Last week, the lovely Tara arrived on my doorstep with a gargantuan basket? bowl? bucket? of strawberries fresh from Sancha, a favourite Great Wall getaway of ours. There were clearly way too many to eat. So, I cleaned, sliced and froze them in anticipation of a culinary moment.

On the weekend we held a massive cocktail party at our house, so I decided to go looking for a delicious strawberry recipe! I chanced upon Smitten Kitchen‘s beautiful recipe. I got very excited about the beautiful pictures and gave it a try.

My pre-baked pastry! It rolled out well and was pretty easy to work with. The recipe suggested that I rolled it out between gladwrap but I found that wasn’t needed.

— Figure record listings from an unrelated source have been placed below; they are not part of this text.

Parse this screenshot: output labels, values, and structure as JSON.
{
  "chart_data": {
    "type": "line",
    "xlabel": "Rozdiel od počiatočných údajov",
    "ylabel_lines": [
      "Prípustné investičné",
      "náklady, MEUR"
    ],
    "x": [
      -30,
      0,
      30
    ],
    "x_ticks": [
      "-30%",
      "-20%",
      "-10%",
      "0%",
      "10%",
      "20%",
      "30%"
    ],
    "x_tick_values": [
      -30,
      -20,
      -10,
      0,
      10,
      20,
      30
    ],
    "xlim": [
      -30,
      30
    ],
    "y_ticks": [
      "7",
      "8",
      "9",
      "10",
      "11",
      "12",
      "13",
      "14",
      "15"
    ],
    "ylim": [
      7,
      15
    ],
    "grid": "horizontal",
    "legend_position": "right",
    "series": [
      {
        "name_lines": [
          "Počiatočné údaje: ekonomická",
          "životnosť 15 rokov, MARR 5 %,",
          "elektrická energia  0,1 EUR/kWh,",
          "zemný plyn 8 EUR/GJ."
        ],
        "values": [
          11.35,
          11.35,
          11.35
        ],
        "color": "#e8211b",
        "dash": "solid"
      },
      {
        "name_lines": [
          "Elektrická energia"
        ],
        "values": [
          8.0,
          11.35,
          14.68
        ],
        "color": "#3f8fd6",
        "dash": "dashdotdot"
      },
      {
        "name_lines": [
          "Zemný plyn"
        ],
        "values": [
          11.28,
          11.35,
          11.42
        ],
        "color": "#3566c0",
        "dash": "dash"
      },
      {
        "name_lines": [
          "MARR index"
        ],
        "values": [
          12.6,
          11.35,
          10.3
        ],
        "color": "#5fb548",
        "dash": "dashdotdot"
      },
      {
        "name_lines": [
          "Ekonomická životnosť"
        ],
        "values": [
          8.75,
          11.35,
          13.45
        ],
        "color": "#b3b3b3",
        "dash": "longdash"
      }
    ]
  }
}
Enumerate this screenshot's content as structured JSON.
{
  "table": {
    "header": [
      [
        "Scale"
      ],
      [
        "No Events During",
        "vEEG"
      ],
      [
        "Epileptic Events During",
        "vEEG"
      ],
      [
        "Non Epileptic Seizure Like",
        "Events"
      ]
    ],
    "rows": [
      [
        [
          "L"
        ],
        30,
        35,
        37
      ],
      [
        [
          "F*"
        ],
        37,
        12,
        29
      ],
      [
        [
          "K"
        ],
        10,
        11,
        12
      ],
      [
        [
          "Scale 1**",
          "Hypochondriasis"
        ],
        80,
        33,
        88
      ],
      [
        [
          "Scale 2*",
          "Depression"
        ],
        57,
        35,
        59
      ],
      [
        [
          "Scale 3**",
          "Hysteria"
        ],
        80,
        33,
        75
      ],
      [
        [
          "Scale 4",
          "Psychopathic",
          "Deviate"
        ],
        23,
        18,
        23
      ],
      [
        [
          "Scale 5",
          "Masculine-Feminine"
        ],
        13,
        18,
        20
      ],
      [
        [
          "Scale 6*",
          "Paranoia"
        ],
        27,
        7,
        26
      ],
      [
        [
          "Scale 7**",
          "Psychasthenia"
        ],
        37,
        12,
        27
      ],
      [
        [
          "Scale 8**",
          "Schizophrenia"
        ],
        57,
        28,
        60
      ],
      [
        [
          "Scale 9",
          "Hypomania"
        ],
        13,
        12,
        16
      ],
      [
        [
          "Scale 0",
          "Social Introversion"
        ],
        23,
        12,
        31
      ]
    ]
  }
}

I haven’t got a photo of the filling. I was too worried about something going wrong and was so focussed on whisking! It was amazing though! I followed the recipe step-by-step… and voila! I had a perfectly thick, custardy filling!

Here’s me adding the ruby red strawberries at the party. And a sneak peak at my little Chinese kitchen!

Mmmmm…. and yes, it was as delicious as it looks. It was kinda yum to have freshly defrosted strawberries too. It added a frosty, icy texture. I don’t think they’d be too good if you let them sit for too long though, I had a feeling that they would continue to lose liquid. However, the tart didn’t last long enough to find that out.

(I’m just excited that there are still more strawberries in the freezer!)